Par : Fatou Krubally
Le Dr Adama Sallah a déclaré hier que l’enquête de la Commission Janneh sur les propriétés contestées était « gravement insuffisante », affirmant devant le Comité spécial de sélection que de nombreux propriétaires légitimes n’avaient jamais été consultés au cours du processus.
Comparant devant le comité, le Dr Sallah a raconté comment il avait acquis légalement plusieurs parcelles de terrain et des véhicules au fil des ans, pour voir certains d’entre eux classés plus tard comme faisant partie des biens de l’ancien président Yahya Jammeh. « Une partie de ce qui a été présenté comme propriété de l’État appartient en réalité à des citoyens privés », a-t-il déclaré, ajoutant que la Commission n’avait pas convoqué de témoins clés ni de propriétaires.
Le Dr Sallah a mis en avant les difficultés liées aux ventes aux enchères organisées par l’État, où il a acheté des tracteurs, des ambulances et d’autres véhicules. Bien qu’il ait eu la possibilité d’inspecter les articles, il a indiqué que certains avaient été dépouillés de pièces avant qu’il ne puisse en prendre possession.
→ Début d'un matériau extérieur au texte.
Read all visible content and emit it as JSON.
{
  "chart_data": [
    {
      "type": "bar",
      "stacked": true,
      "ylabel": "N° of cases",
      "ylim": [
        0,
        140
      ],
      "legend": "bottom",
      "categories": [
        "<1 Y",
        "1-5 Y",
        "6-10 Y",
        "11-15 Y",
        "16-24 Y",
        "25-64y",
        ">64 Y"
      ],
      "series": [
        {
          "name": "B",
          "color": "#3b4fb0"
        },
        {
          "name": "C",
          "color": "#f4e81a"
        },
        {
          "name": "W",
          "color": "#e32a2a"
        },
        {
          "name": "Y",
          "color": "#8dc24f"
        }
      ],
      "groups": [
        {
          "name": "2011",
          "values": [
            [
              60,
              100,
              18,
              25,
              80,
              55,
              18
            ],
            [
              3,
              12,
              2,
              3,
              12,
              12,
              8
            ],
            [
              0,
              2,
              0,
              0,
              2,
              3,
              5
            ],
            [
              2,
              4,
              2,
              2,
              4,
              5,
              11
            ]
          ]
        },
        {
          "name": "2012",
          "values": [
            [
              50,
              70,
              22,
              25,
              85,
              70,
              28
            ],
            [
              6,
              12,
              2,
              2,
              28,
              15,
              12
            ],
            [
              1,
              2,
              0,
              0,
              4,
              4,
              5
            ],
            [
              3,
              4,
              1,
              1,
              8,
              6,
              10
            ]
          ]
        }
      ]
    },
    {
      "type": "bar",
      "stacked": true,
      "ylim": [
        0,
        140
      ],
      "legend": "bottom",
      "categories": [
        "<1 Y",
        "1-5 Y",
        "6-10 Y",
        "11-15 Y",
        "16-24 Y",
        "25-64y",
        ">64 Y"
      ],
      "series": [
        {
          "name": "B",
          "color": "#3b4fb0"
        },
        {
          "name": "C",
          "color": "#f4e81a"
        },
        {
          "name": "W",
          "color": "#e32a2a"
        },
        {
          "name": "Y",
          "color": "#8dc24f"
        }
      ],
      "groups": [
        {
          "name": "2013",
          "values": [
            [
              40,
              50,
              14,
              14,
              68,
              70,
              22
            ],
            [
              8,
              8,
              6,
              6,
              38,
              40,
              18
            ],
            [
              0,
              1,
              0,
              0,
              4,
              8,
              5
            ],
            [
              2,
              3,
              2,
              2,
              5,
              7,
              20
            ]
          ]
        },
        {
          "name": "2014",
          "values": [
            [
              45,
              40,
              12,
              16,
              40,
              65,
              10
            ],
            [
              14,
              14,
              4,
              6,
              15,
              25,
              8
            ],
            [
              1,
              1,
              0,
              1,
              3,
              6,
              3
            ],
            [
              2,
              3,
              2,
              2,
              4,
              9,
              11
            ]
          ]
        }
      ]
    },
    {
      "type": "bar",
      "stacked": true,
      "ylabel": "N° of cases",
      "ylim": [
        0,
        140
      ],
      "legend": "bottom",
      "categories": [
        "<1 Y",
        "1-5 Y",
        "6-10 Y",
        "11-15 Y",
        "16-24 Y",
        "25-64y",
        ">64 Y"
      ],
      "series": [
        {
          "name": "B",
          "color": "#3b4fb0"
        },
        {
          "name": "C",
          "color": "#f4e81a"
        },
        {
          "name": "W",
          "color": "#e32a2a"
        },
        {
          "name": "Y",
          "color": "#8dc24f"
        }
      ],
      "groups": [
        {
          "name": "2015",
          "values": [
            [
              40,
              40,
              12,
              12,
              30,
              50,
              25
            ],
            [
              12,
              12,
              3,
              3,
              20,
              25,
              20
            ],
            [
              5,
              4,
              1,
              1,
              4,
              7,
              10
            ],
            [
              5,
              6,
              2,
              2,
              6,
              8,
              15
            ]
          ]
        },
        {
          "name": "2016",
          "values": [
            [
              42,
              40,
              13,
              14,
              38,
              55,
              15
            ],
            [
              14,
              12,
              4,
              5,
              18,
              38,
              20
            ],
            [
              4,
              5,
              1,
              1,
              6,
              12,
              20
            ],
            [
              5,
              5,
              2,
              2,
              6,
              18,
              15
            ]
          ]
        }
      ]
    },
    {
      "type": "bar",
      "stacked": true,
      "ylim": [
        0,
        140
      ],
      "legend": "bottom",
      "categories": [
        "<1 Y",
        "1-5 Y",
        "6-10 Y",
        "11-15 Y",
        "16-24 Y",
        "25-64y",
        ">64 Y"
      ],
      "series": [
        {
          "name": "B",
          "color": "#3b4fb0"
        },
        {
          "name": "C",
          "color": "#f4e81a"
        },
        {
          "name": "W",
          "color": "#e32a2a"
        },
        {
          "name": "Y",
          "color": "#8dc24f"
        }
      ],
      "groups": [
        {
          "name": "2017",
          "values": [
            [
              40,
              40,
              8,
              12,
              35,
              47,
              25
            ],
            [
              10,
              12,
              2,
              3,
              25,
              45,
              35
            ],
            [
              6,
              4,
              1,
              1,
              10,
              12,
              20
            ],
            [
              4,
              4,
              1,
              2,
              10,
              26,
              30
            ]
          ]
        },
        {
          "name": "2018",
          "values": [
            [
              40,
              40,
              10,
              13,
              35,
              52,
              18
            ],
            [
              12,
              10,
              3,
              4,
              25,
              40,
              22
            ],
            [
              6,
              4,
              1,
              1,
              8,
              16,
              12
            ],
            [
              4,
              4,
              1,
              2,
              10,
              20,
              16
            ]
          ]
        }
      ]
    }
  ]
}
Dans un cas, il a décrit une ambulance achetée qui avait été trafiquée, avec des sirènes, câblages et autres composants retirés, nécessitant l’intervention de la police pour récupérer le véhicule.
Concernant les acquisitions foncières, le Dr Sallah a expliqué que les terrains à Batokunku avaient été acquis auprès de familles et de kabilos locaux, souvent pour les aider financièrement dans des situations urgentes. Malgré des reçus et documents officiels, une grande partie de ces terres a été ensuite confisquée et intégrée aux biens de l’ancien président. « Aucun de nous n’a été invité à donner notre version ou à fournir des preuves », a-t-il déclaré. « Ce type d’enquête laisse beaucoup à désirer. »
Il a également décrit l’impact plus large sur la communauté, notant que plusieurs habitants ayant construit légalement leurs maisons ont vu leurs propriétés démolies. Certains, selon lui, ont souffert de graves conséquences psychologiques et sanitaires liées à la détresse d’avoir perdu leurs terres. Il a en outre critiqué les réaffectations en cours par les autorités locales, avec des parcelles revendues à des agences immobilières malgré les embargos préexistants.
Le Dr Sallah a exhorté le comité à distinguer les biens légitimement détenus par des citoyens de ceux acquis illégalement. Il a fourni des documents justificatifs et des jugements de tribunal, y compris une récente victoire judiciaire confirmant sa propriété d’un terrain précédemment confisqué.
Le Comité spécial de sélection a confirmé qu’il examinerait les documents soumis et a déclaré que ses conclusions guideraient les recommandations pour la restitution et la vérification appropriée des propriétés contestées.
Le témoignage du Dr Sallah jette un nouvel éclairage critique sur les procédures de la Commission Janneh, mettant en évidence des lacunes en matière de responsabilité et soulevant des questions sur la protection des droits de propriété légitime en Gambie.